More than 15 years ago, he was diagnosed with an autoimmune disease that attacks his kidneys.
He was fine all those years. But in 2020, his health quickly took a turn.
“I went in for some routine blood work and at that point, I found out I was in end-stage renal failure,” he said. “My health was declining bad. I lost almost 100 pounds. Of course, I didn’t see it, but everybody around me could see it.”
They tried medication therapy to get his kidney function back, but it didn’t work.
“My other option was to go on dialysis three times a week, four hours a day,” Lott said.
While on dialysis, he met others in a similar situation, including some who didn’t make it.
“When you see somebody every day for a year and then all the sudden they aren’t there anymore and you wonder why, what happened,” he said. “It puts a lot of fear in your heart.”
Doctors told him that he needed a kidney transplant.
He joined more than 90,000 other people in the U.S. waiting for one last year.
“When I went into dialysis, there were some people there that had been there 20 years,” he said. “Then there were others that didn’t last the five-year wait period. They were already gone.”
On average, people wait 3-5 years for a kidney.
Lott didn’t know how much time he had left.
“I had several people, while I was on dialysis, die in there,” he said. “It’s scary. My health was pretty bad too, and I was worried that could be me.”
Lott’s journey led his family to plead for help on social media in an effort to save his life.
His wife, Michelle, posted on Facebook.
“So I saw the post Michelle had posted,” said Heather Bryant. “I immediately reached out.”
Heather did not know the Lotts.
She lives in Moultrie and they live in Douglas, but she already had a desire to donate a kidney to someone who needed one.
She lost her dad at a young age and said she didn’t want Mark’s family to go through the same thing.
“It was something in my heart that I wanted to do and that I knew was right,” Heather explained. “Just the way everything lined up, it was like God laid it out there for me.”
She said she instantly knew she would be Mark’s answer.
“I just told Michelle from day one that I messaged her that I knew I was Mark’s match,” she said. “It was just a feeling I had. It was something I really can’t explain.”
She went through a series of tests to find out.
“We were the same blood type,” Heather said. “We’re the exact same tissue match. It was just meant to be.”
The transplant happened in January at Emory University Hospital in Atlanta.
Both said the process was relatively easy.
“I had a little pole I could walk with, an IV pole, and I went to Mark’s room and he was still in the bed then,” she said. “Immediately, his color was different when I walked in.”
“I told my wife, ‘I’m a lot more clear than I used to be.’ I could think better,” Mark explained. “I wasn’t feeling that good physically, but in a week and a half’s time, I was back to normal.”

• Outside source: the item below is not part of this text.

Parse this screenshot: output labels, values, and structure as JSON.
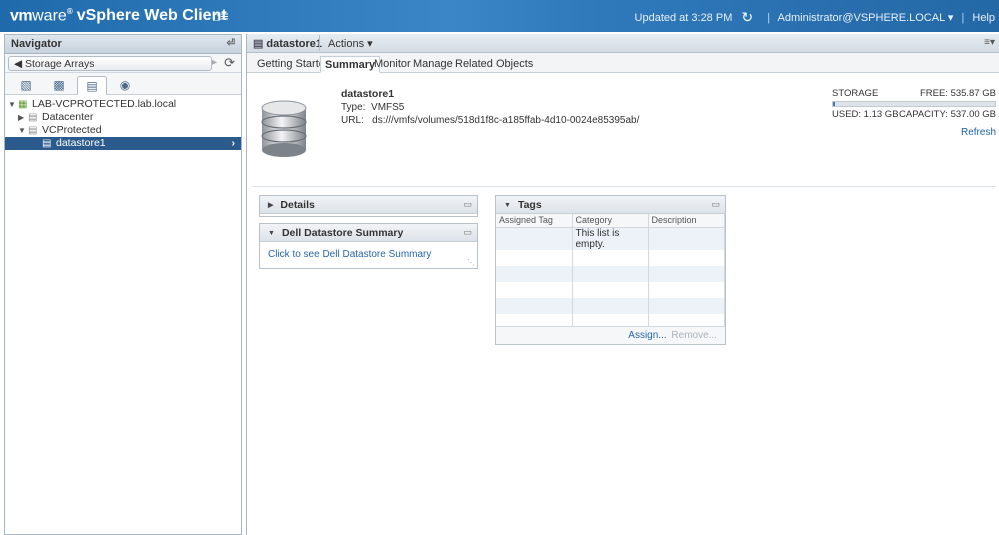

“I’m pretty sure he called me his hero because that’s what he calls me all the time,” Heather said.
She said everything she went through was completely worth it to get Mark back to good health.
“It’s been a struggle. It really has,” Mark said. “If it wasn’t for this lady right here, I probably wouldn’t be here right now.”
They talk or text at least once every day, and the bond they have is unbreakable.
“She’s been my bestie for a while now,” Mark said.
Since all of this, Heather’s sister has also decided to donate a kidney to someone in need of one.
Mark and Heather hope their story will encourage others to look into living organ donation as well.